1.ª-Nos presentes autos o Tribunal a quo veio decidir pela absolvição da instância com fundamento que à data da propositura da acção já havia sido homologado o plano especial de revitalização da Recorrida, o que impedia a propositura da presente acção de cobrança de dívida nos termos do artigo 17.º-E, n.º 1 do CIRE.
2.º-Acontece que os créditos que o Recorrente pretende ver reconhecidos no âmbito da presente acção nunca poderiam ter sido reclamados no âmbito do PER, e portanto não estão abrangidos pelo citado preceito legal, na medida em que não se encontravam reconhecidos e vencidos à data da sua homologação.
3.º-Na verdade que o que releva no âmbito do PER e vincula os credores são os créditos existentes à data e não quaisquer outros créditos futuros, ou seja, os créditos futuros não estão, nem poderiam estar, incluídos no âmbito do referido preceito legal, porquanto levaria a que os credores cujos créditos se vencessem posteriormente àquela data ficassem impossibilitados de ver reconhecido judicialmente o seu direito o que, iria colidir frontalmente com o princípio fundamental de acesso ao direito e aos tribunais.
4.º-Inexiste, assim, fundamento para julgar extinta a instância na presente acção declarativa uma vez que os créditos que o Recorrente pretende fazer valer foram constituídos posteriormente à reclamação de créditos no PER e, por outro lado, do disposto no artigo 17.º - E, n.º 1 do CIRE não se pode extrair que um credor cujos créditos se venceram posteriormente à reclamação de créditos no PER se encontra impedido de fazer valer os seus direitos num qualquer processo.
           
Citada, tanto para os termos da acção como do recurso, nos termos do art.º 641.º, n.º 7 do Código de Processo Civil, a recorrida não contra-alegou.
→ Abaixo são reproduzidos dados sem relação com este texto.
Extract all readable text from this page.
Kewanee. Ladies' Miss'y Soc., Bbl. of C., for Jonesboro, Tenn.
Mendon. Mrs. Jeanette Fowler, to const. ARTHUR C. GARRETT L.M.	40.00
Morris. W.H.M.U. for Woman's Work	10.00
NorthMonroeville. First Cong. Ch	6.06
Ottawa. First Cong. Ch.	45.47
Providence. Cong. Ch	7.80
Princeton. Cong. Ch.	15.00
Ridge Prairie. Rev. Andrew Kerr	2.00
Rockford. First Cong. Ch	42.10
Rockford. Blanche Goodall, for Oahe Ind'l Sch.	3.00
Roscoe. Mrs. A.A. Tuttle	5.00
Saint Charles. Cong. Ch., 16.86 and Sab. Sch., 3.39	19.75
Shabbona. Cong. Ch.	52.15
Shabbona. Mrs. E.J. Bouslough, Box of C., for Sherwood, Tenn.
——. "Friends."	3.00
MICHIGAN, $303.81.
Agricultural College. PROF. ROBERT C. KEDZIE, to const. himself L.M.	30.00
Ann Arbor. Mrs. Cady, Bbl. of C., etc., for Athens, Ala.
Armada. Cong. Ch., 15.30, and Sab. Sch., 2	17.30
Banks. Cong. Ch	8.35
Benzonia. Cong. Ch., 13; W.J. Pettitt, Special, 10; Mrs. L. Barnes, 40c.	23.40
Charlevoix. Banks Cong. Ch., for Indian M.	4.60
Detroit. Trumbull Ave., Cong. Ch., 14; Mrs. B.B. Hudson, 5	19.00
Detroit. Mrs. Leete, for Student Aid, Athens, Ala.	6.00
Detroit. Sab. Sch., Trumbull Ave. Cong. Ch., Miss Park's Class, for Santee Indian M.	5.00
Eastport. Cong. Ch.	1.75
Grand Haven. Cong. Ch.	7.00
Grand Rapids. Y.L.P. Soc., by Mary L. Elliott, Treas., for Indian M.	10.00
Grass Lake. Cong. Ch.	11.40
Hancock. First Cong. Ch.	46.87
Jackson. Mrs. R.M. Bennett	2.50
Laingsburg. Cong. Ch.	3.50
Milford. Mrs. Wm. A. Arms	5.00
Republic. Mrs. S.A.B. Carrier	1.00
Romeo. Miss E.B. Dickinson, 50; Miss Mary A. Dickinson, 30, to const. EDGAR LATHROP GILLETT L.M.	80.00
Colhidos os vistos,[1] cumpre agora apreciar e decidir do mérito do recurso, cujo objecto, como pacificamente é considerado, é delimitado pelas conclusões formuladas pelo recorrente, sem prejuízo das questões que o tribunal conhece ex officio.[2] Assim, porque nenhuma destas se coloca, importa saber se:
O trânsito em julgado da decisão que homologou o plano de recuperação da ré num processo especial de revitalização consubstancia uma excepção dilatória inominada e o consequente indeferimento liminar da petição inicial.
***

II-Fundamentos.

1.O despacho recorrido:
(…)

2.O direito.

Vejamos então se o trânsito em julgado da decisão que homologou o plano de recuperação da ré num processo especial de revitalização tem como efeito a extinção da acção declarativa de condenação por créditos laborais.

De acordo com o art.º 17.º-E, n.º 1 do Código da Insolvência e da Recuperação de Empresas «a decisão a que se refere a alínea a) do n.º 3 do artigo 17.º-C obsta à instauração de quaisquer acções para cobrança de dívidas contra o devedor e, durante todo o tempo em que perdurarem as negociações, suspende, quanto ao devedor, as acções em curso com idêntica finalidade, extinguindo-se aquelas logo que seja aprovado e homologado plano de recuperação, salvo quando este preveja a sua continuação».

É, pois, por causa do sentido a dar à expressão «acções para cobrança de dívidas» ali utilizada que a autora traz o recurso ao desembargo desta Relação de Lisboa. Sabendo-se que a jurisprudência dos nossos tribunais superiores se mostra cindida na resposta a dar a essa questão, alinhando uns no sentido de ali verem todas as acções, sejam elas declarativas de condenação no pagamento de quantia certa, quer as executivas para o mesmo fim,[3] e outros por se limitarem às acções executivas.[4]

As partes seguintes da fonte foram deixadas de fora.